What is the moral code of altruism? The basic principle of altruism is that man has no right to exist for his own sake, that service to others is the only justification of his existence, and that self-sacrifice is his highest moral duty, virtue and value.
Do not confuse altruism with kindness, good will or respect for the rights of others. These are not primaries, but consequences, which, in fact, altruism makes impossible. The irreducible primary of altruism, the basic absolute, is self-sacrifice—which means; self-immolation, self-abnegation, self-denial, self-destruction—which means: the self as a standard of evil, the selfless as a standard of the good.

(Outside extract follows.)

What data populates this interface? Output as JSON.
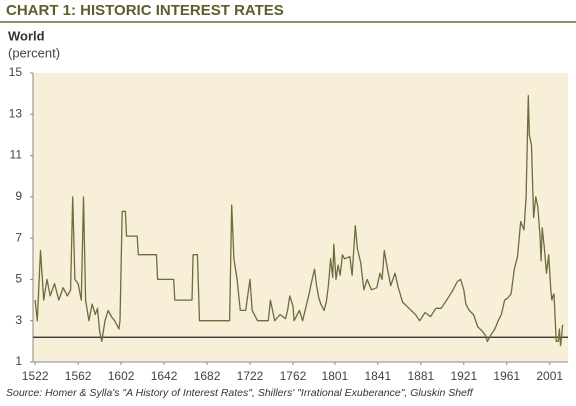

Do not hide behind such superficialities as whether you should or should not give a dime to a beggar. That is not the issue. The issue is whether you do or do not have the right to exist without giving him that dime. The issue is whether you must keep buying your life, dime by dime, from any beggar who might choose to approach you. The issue is whether the need of others is the first mortgage on your life and the moral purpose of your existence. The issue is whether man is to be regarded as a sacrificial animal. Any man of self-esteem will answer: “No.” Altruism says: “Yes.
There are two moral questions which altruism lumps together into one “package-deal”: (1) What are values? (2) Who should be the beneficiary of values? Altruism substitutes the second for the first; it evades the task of defining a code of moral values, thus leaving man, in fact, without moral guidance.
Altruism declares that any action taken for the benefit of others is good, and any action taken for one’s own benefit is evil. Thus the beneficiary of an action is the only criterion of moral value—and so long as that beneficiary is anybody other than oneself, anything goes.